On Wed, Jul 17, 2013 at 03:14:26PM +0100, Catalin Marinas wrote:
On Tue, Jul 16, 2013 at 04:23:08PM +0100, Arjan van de Ven wrote:
On 7/16/2013 5:42 AM, Catalin Marinas wrote:
Morten's power scheduler tries to address the above and it will grow into controlling a new model of power driver (and taking into account Arjan's and others' comments regarding the API). At the same time, we need some form of task packing. The power scheduler can drive this (currently via cpu_power) or can simply turn a knob if there are better options that will be accepted in the scheduler.
how much would you be helped if there was a simple switch
sort left versus sort right
(assuming the big cores are all either low or high numbers)
It helps a bit compared to the current behaviour but there is a lot of room for improvement.
the sorting is mostly statistical, but that's good enough in practice.. each time a task wakes up, you get a bias towards either low or high numbered idle cpus
If cores within a cluster (socket) are not power-gated individually (implementation dependent), it makes more sense to spread the tasks among the cores to either get a lower frequency or just get to idle quicker. For little cores, even when they are individually power-gated, they don't consume much so we would rather spread the tasks equally.
very quickly all tasks will be on one side, unless your system is so loaded that all cpus are full.
It should be more like left socket vs both sockets with the possibility of different balancing within a socket. But then we get back to the sched_smt/sched_mc power aware scheduling that was removed from the kernel.

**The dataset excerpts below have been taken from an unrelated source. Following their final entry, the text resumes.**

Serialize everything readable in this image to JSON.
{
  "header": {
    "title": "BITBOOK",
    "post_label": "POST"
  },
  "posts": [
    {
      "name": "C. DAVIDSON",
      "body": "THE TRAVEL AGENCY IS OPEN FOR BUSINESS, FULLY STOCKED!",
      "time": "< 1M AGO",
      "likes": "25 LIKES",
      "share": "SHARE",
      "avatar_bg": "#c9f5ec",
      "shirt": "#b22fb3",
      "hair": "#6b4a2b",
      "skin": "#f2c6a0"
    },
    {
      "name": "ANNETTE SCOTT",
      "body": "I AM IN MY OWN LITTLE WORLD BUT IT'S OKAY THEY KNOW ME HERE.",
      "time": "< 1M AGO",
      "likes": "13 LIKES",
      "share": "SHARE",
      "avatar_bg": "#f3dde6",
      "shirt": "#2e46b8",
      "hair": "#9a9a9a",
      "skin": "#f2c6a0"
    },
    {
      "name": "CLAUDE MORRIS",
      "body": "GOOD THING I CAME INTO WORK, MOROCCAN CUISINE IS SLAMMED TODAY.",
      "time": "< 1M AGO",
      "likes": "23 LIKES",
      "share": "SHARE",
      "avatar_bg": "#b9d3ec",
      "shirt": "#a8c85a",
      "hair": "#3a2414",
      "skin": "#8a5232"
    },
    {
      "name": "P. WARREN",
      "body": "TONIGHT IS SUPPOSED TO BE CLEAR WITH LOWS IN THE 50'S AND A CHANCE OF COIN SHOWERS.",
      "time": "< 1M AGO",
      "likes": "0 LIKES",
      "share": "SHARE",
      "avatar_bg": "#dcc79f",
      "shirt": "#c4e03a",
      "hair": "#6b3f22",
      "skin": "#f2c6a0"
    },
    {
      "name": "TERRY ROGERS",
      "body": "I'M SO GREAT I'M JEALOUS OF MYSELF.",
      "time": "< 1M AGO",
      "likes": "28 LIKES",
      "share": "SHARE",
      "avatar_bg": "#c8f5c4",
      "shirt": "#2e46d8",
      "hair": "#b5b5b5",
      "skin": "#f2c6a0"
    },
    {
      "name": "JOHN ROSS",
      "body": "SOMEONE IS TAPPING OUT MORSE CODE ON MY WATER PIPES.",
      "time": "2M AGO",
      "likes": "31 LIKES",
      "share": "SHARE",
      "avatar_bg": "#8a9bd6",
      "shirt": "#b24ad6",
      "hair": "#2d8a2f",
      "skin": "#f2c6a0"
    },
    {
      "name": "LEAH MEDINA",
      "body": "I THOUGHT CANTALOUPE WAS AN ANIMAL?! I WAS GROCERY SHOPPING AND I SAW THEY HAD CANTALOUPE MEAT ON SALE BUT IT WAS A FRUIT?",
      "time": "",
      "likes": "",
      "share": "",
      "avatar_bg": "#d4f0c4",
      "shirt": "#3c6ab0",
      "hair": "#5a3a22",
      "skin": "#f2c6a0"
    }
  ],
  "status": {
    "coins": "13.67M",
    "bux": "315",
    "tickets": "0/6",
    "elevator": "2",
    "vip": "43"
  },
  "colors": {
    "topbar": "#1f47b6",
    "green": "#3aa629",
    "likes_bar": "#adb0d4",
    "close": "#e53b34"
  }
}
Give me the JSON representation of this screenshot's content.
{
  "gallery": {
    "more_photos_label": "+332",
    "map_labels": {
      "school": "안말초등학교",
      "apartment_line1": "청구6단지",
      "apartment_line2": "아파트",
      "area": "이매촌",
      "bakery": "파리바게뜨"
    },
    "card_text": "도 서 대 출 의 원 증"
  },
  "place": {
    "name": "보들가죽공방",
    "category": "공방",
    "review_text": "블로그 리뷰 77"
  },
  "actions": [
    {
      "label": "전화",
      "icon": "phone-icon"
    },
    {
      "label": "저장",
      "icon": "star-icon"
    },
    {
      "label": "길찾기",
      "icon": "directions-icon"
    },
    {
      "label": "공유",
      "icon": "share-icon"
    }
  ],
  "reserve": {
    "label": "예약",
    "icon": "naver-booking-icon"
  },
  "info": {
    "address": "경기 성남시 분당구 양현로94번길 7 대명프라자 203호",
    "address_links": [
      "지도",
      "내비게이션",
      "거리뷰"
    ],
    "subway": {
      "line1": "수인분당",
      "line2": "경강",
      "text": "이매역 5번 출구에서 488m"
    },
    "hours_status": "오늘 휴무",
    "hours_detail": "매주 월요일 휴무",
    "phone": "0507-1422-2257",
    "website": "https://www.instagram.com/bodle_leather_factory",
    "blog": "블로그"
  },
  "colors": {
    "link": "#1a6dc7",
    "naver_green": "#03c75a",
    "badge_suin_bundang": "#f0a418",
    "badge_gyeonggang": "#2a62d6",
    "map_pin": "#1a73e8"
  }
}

It's also important when to make this decision to sort left vs right and we want to avoid migrating threads unnecessarily. There could be small threads (e.g. an mp3 decoding thread) that should stay on the little core.
Given that the power topology is taken into account, a sort left/right-like mechanism would only help performance insensitive tasks on big.LITTLE. Performance sensitive tasks that each can use more than a little cpu should move in the opposite direction. Well, directly to a big cpu, even if some little cpus are idle.
It can be discussed whether smaller performance sensitive tasks that would fit on a little cpu should be put on a little or big cpu. That would depend on the nature of the task and if other tasks depend on it.